The decennial Census provides detailed information about local labor markets but at very low-frequencies, making it difficult for researchers to identify short-run effects in local labor markets. Machine learning techniques open the door to studies analyzing local labor markets at high frequency by allowing researchers to analyze large text corpora, such as those found in classified ads. Motivated by Census tabulations showing a Cuban immigration surge in the Miami metro area around 1980, we document a decline in the Help Wanted Index, a monthly count of help-wanted classifieds, for Miami relative to the Nation and South Atlantic as a whole. To demonstrate the power of unstructured text data to inform analysis in the future, we take a 1/29 sample of the Miami Herald’s classifieds section over four years and conduct a supervised learning exercise demonstrating a statistically significant decline in the fraction of job openings for roles typically associated with less-educated workers. We explore these results using topic modeling, which naturally generates occupational and industry categories with minimal researcher degrees of freedom. This exercise uncovers a statistically significant increase in the proportion of job openings advertised for positions in accounting, sales, and engineering and a corresponding decrease in the proportion of job openings advertised for positions in the food and automotive industry. An analysis of the Current Population Survey’s Annual Social and Economic Supplement confirms the relative importance of job openings for less-educated workers’ wage outcomes, but the linkage with employment outcomes is statistically indistinguishable from zero for workers of all education levels. We conclude with directions for future research and suggestions for agencies aiming to modernize their statistical releases.
Dr. Anastasopoulos’ current research interests in the fields of statistics and computing include causal inference, experimental design and and analysis, machine learning methods for text and image classification with a special interest in Bayesian nonparametrics and stochastic optimization methods. His substantive interests include political behavior, political violence and American politics with a focus on race, ethnicity and migration in the United States. His current work has been published in Electoral Studies and the Journal of Legal Studies.

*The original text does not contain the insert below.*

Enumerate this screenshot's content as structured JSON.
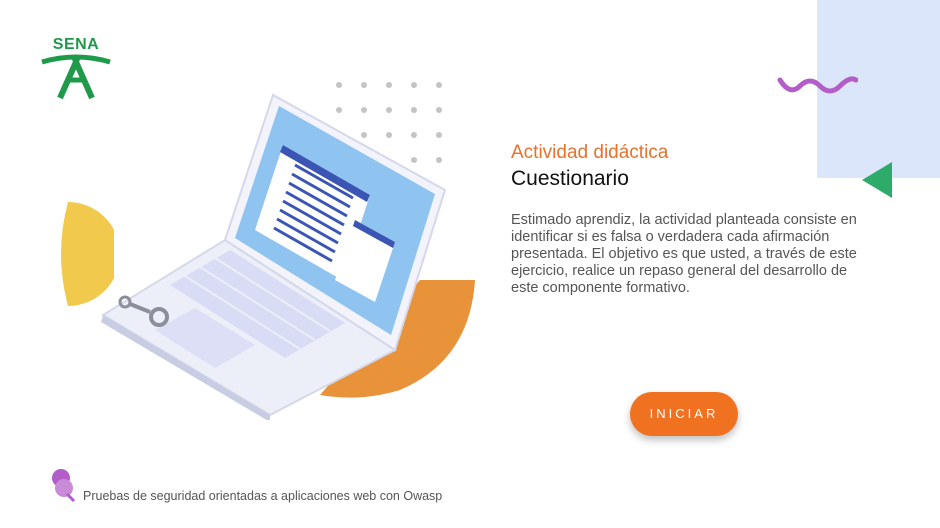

George J. Borjas is the Robert W. Scrivner Professor of Economics and Social Policy at the Harvard Kennedy School. He was awarded the IZA Prize in Labor Economics in 2011. Professor Borjas is a Research Associate at the National Bureau of Economic Research and a Research Fellow at IZA. Professor Borjas is the author of several books, including Immigration Economics (Harvard University Press, 2014), Heaven's Door: Immigration Policy and the American Economy (Princeton University Press, 1999), and the widely used textbook Labor Economics (McGraw-Hill, 2016), now in its seventh edition. His latest book is We Wanted Workers: Unraveling the Immigration Narrative, published by W. W. Norton in Fall 2016. He has also published over 150 articles in books and scholarly journals. His professional honors include citations in Who's Who in the World and Who's Who in America. Professor Borjas was elected a fellow of the Econometric Society in 1998 and a fellow of the Society of Labor Economists in 2004. In 2016, Politico listed Professor Borjas #17 in the list of the 50 "thinkers, doers and visionaries transforming American politics... For telling it like it really is on immigration." He received his Ph.D. in economics from Columbia University in 1975.
Gavin G. Cook is a PhD student in the Department of Sociology affiliated with the Office of Population Research and the Paul and Marcia Wythes Center on Contemporary China. His research interests include biosociology, text analysis, cultural sociology with an emphasis on discipline and organization, and the Pacific Rim with an emphasis on contemporary China. Gavin graduated from Princeton University in 2015 with a BA in East Asian Studies. Prior to matriculating to Princeton as a PhD candidate, he worked as a researcher at the University of Tokyo as an ITO Fellow and as a management consultant.
Michael Lachanski is an MPA and Office of Population Research certificate candidate at Princeton University’s Woodrow Wilson School. He is currently a SINSI Fellow at the Commerce Department, working on issues related to trade policy and the U.S. Census. He graduated in 2015 from Princeton University with an A.B. in Economics summa cum laude with certificates in engineering and management systems, applied and computational mathematics, statistics and machine learning, and finance.
*This working paper was made possible by the US 2050 project, supported by the Peter G. Peterson Foundation and the Ford Foundation. The statements made and views expressed are solely the responsibility of the authors.